クリス・ディボナ,サム・オックマン,マーク・ストーン編著,倉骨 彰訳
『オープンソース ソフトウェア』
オライリー・ジャパン、1999年、ISBN4-900900-95-8 \1900+税
→購入サイト(アマゾン・コム)

「オープンソース」に似た概念に「フリーソフトウェア」がある。無料でインターネットからダウンロードして使えるソフトウェアとして認識されているが,英語ではフリーには「無料」という意味と「自由」という意味がある。
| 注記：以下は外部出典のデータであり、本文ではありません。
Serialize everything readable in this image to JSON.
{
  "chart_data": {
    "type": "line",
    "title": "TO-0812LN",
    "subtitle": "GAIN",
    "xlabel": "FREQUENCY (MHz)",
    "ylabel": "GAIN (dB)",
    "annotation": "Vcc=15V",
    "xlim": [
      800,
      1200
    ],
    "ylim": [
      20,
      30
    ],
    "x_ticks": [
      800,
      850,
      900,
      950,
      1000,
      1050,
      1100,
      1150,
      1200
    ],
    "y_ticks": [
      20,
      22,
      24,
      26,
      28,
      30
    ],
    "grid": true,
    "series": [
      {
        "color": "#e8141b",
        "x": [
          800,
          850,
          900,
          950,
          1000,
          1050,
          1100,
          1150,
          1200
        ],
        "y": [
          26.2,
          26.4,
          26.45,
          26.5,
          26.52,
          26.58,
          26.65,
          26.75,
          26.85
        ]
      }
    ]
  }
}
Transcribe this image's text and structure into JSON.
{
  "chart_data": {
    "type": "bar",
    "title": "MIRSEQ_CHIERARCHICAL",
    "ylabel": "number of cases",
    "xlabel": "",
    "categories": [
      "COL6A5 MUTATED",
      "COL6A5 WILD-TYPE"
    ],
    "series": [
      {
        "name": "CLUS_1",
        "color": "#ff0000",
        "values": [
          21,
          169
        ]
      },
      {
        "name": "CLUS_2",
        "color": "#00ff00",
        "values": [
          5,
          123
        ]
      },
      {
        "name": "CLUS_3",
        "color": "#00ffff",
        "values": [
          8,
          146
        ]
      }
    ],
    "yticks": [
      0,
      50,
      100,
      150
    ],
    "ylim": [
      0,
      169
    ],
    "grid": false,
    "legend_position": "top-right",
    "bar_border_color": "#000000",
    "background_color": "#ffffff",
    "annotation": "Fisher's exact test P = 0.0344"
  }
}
この自由とは著作権からの自由という意味であり,ソフトウェアは特定の個人や企業の独占物ではなく,社会の共有財産として利用できるにするべきだという考え方である。共有財産として活用し発展させるためにはソースコードも公開する必要がある。それを適切に表現したのがオープンソースである。
 行政の情報化にあたっては,マイクロソフト一辺倒になる危険を回避するために,Linuxのようなオープンソースを標準にしようとする動向がある。それの適否を議論する前に,オープンソースを推進してきた人たちが,ソフトウェアについてどのような考えを持ち,文化を持っているのかを理解しておくことが必要であろう。

これに関しては,E.レイモンドの「伽藍とバザール」が有名である(山形浩生訳:http://cruel.org/freeware/cathedral.pdf)。本書は,オープンソースに関して,それを推進してきた17名の人々が,単独あるいは共同でいろいろな角度から執筆した15論文である。この執筆陣がすばらしい。例えばE.レイモンド以外に,L.トーバルズ(Linuxの開発者),R.ストールマン(Emacsの作成者,GNUの提唱者),L.ウォール(Perlの開発者),B.ヤング(Redhat社の設立者)などオープンソース分野での錚々たる人々が名を連ねている。
 内容はアンソロジー形式である。全体を通して,オープンソース運動に携わる人の考え方や文化をテーマにしているが,オープンソースを開発したときの回顧談もあれば,オープンソースの重要性を論じたものもある。なかにはLinuxやApacheなどの知識がないと理解しにくいものもあるが,それを経験した者には,作成者の性格や開発の裏話などはそれらを利用するにも役立つことが多い。
 本書は単なる読み物としても面白い。オープンソースを推進するには,そのソフトウェア自体の優秀性もあるが,それを普及には多くの仲間を引き込むことが必要であること,しかも,マスコミなどにアプローチするための方策が重要であることなど,ビジネスとしても参考になることが多い。
 また,巻末に「オープンソースの定義」と「GNUのライセンス(英文)」が掲げれている。オープンソースを利用するときには,これを理解しておくべきである。

訳者は,米大学院で数理言語学博士を得た自動翻訳の専門家であり,有名なブラックユーモア「マーフィーの法則」の訳者でもある。個性の強い原著の翻訳で定評があり,本書も読みやすい。
 行政での共同アウトソーシングや行政ERPパッケージ開発などに伴い,今後オープンソース議論が盛んになるであろう。表面的なコストや支援体制の論議だけでなく,オープンソースを支える文化にも関心を持つ必要がある。本書はそれに適した図書である。